Hepatic
necrosis is produced rapidly by 0.1 mmol/kg
diquat in male Fischer-344 rats but not Sprague-Dawley rats, yet massive
oxidant stress is caused by
diquat in both strains of rat. Liver plasma membrane
calcium uptake was unaltered by
diquat treatment in either strain. However,
diquat inhibited
ATP-dependent
calcium sequestration by hepatic microsomes from Fischer rats by 33% (33 +/- 2 versus 50 +/- 2 nmol/mg/20 min), whereas liver microsomal
calcium uptake in Sprague-Dawley rats was not decreased by
diquat treatment. Microsomes of
diquat-treated Fischer rats showed marked increases in
calcium efflux versus controls (k efflux = 0.115 +/- 0.027 versus 0.051 +/- 0.005 min-1; p less than 0.025), but microsomes of
diquat-treated Sprague-Dawley rats exhibited no significant change in efflux rate.

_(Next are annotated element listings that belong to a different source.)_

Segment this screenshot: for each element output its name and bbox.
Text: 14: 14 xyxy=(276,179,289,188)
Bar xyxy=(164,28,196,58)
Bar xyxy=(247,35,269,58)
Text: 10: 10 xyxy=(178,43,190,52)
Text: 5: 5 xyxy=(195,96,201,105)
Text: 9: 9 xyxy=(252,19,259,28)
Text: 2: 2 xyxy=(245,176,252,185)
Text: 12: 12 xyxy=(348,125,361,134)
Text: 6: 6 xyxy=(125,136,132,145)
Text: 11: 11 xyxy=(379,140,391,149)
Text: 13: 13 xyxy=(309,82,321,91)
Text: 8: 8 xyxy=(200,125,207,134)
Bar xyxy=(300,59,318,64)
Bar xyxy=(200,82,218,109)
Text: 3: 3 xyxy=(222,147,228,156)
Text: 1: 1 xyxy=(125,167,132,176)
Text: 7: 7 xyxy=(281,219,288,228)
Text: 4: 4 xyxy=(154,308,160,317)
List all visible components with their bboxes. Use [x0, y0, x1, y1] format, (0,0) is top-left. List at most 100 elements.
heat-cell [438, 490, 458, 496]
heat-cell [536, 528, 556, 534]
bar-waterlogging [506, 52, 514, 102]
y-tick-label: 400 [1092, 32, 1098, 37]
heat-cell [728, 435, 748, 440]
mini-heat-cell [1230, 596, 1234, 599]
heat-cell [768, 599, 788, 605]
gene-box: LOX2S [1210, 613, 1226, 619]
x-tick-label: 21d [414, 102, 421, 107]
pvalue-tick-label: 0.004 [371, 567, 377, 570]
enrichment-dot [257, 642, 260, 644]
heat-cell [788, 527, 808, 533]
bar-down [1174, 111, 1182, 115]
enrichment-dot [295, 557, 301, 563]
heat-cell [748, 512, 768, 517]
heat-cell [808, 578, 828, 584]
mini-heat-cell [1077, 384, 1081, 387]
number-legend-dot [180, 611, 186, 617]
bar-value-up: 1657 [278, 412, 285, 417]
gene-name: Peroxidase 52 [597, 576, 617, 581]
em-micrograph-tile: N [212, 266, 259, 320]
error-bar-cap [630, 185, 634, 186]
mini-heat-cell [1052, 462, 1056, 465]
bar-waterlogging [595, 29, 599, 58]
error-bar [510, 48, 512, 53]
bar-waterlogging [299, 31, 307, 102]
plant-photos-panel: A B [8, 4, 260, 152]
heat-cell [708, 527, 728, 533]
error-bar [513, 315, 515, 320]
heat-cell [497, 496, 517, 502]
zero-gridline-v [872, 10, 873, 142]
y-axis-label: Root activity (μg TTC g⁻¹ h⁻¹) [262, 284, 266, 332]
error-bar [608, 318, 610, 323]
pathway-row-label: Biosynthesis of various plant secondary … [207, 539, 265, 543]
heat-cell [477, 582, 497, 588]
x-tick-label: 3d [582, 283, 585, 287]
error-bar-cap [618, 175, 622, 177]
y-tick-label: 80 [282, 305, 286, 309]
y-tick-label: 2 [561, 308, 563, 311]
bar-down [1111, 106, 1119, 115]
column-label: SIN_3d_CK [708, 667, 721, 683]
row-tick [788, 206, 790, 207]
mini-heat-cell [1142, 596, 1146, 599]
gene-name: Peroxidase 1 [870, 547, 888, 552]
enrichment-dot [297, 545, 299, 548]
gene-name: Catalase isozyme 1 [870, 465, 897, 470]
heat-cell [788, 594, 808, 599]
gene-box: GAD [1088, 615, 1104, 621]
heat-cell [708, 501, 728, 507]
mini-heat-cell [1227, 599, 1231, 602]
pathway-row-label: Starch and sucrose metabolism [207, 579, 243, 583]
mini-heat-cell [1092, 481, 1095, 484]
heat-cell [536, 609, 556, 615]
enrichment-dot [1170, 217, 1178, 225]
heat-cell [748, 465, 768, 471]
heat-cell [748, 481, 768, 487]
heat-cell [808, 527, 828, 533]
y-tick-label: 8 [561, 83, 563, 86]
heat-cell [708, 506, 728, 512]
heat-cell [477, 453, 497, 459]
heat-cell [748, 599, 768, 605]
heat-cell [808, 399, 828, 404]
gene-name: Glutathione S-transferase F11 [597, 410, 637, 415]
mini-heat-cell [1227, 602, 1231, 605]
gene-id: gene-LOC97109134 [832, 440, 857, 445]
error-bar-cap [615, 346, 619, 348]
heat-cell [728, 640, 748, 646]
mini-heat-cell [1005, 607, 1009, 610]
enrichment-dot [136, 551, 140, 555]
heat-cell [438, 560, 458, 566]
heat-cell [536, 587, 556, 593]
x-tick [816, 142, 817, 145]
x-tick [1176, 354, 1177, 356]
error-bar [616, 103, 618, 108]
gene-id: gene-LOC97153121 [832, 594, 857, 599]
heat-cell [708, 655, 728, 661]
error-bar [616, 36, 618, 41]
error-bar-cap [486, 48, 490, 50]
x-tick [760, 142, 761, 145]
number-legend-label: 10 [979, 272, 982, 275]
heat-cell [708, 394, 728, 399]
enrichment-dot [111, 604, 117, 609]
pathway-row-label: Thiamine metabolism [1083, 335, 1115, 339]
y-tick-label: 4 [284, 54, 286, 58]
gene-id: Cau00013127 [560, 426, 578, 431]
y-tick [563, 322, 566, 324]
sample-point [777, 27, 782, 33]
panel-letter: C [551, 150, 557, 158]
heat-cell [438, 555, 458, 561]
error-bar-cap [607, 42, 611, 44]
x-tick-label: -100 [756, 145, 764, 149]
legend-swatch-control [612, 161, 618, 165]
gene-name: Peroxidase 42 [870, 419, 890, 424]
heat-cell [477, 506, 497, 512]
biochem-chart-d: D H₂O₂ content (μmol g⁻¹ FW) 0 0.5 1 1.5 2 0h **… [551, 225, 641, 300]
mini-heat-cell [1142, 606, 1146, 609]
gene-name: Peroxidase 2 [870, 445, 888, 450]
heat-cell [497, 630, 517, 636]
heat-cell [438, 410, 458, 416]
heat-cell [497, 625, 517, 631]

Calcium uptake by the endoplasmic reticulum of
saponin-permeabilized isolated hepatocytes was diminished in parallel with
diquat cytotoxicity. Significant increases in 11-, 12-, and 15-hydroxy 20:4
fatty acids were found in liver microsomes isolated after
diquat treatment in vivo and administration of
desferrioxamine (0.24 mmol/kg, intraperitoneally) administered before
diquat significantly protected against the inhibition of microsomal
calcium uptake. These data suggest a possible role for Fenton chemistry and lipid peroxidation in this feature of
diquat-generated hepatic damage in vivo.